Barnard was the first woman to be elected to state office as the commissioner of charities and corrections in 1907, 15 years before women were granted the right to vote. Cronley believes that this fact, among many other things, makes Barnard the most important woman in Oklahoma history.

“Kate dedicated herself to political and social reform on behalf of orphans, the mentally ill, the incarcerated and the poor, but her special interest was children,” Cronley said. “She influenced Oklahoma to enact laws that kept children out of the mines, the mills and the factories, to provide public education and to establish a juvenile justice system.”

It was Debo who first told Cronley about Barnard and inspired her to write “A Life on Fire.” Debo was Cronley’s friend and mentor.

“Dr. Debo – I never called her Angie – said she would like for me to write a biography of Kate; I agreed on the spot,” Cronley said. “Her passion burned like a flame, Angie told me. Kate Barnard passed a flame to Angie Debo, and she passed it to me.”

Using Debo’s footnotes in “And Still the Waters Run,” Cronley began her research on Barnard in the mid-1970s when she was still able to speak with people who knew Barnard. Her research took her to the National Archives and Library of Congress in Washington D.C., to Oklahoma universities and libraries, to Texas and even to Kirwin, Kansas where Barnard grew up.

Years went by, and Cronley’s life and career moved forward, but she was dedicated to keeping her promise to Debo by finishing the book. After retiring, she reacquainted herself with the research and published “A Life on Fire.”

Cronley hopes her book will make more people aware of Barnard and her legacy. She credits Barnard’s defense of Native American orphans being robbed of their property to her eventual downfall and the reason why not many people know about her.

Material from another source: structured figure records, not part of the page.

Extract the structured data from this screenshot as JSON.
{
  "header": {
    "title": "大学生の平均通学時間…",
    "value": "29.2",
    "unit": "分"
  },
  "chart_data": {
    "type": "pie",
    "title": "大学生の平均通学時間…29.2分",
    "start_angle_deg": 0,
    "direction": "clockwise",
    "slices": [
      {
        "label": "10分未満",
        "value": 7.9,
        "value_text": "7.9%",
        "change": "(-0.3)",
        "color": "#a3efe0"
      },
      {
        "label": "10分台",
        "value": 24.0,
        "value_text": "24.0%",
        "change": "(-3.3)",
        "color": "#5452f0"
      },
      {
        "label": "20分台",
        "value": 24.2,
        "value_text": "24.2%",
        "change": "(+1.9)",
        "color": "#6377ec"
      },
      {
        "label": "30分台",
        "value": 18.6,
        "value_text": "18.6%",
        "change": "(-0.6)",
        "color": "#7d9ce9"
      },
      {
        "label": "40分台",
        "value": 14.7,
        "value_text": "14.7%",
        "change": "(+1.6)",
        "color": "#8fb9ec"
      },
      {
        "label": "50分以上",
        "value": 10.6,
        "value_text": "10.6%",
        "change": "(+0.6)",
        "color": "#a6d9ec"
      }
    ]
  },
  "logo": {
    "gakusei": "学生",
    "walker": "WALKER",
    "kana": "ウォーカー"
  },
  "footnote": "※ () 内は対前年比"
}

“She fought a heroic but losing battle on behalf of Native Americans,” Cronley said. “It is the winners, not the losers, who get to write history.”

Emily States, an adult services librarian at SPL, thinks having Cronley speak about Barnard and Debo is a perfect way to conclude Women’s History Month.

“I never knew about Barnard until I read the review of Cronley’s book and purchased it for the library,” States said. “Her commitment to social and economic justice astounds me, and I’m so glad that her story is being told.”

Cronley will sign books following each event, and Bliss Books and Bindery will be on site with copies of “A Life on Fire” that will be available for purchase.

Sponsors include the OSU Library, OSU’s Center for Oklahoma Studies, the Stillwater Public Library and the Friends of the Stillwater Public Library.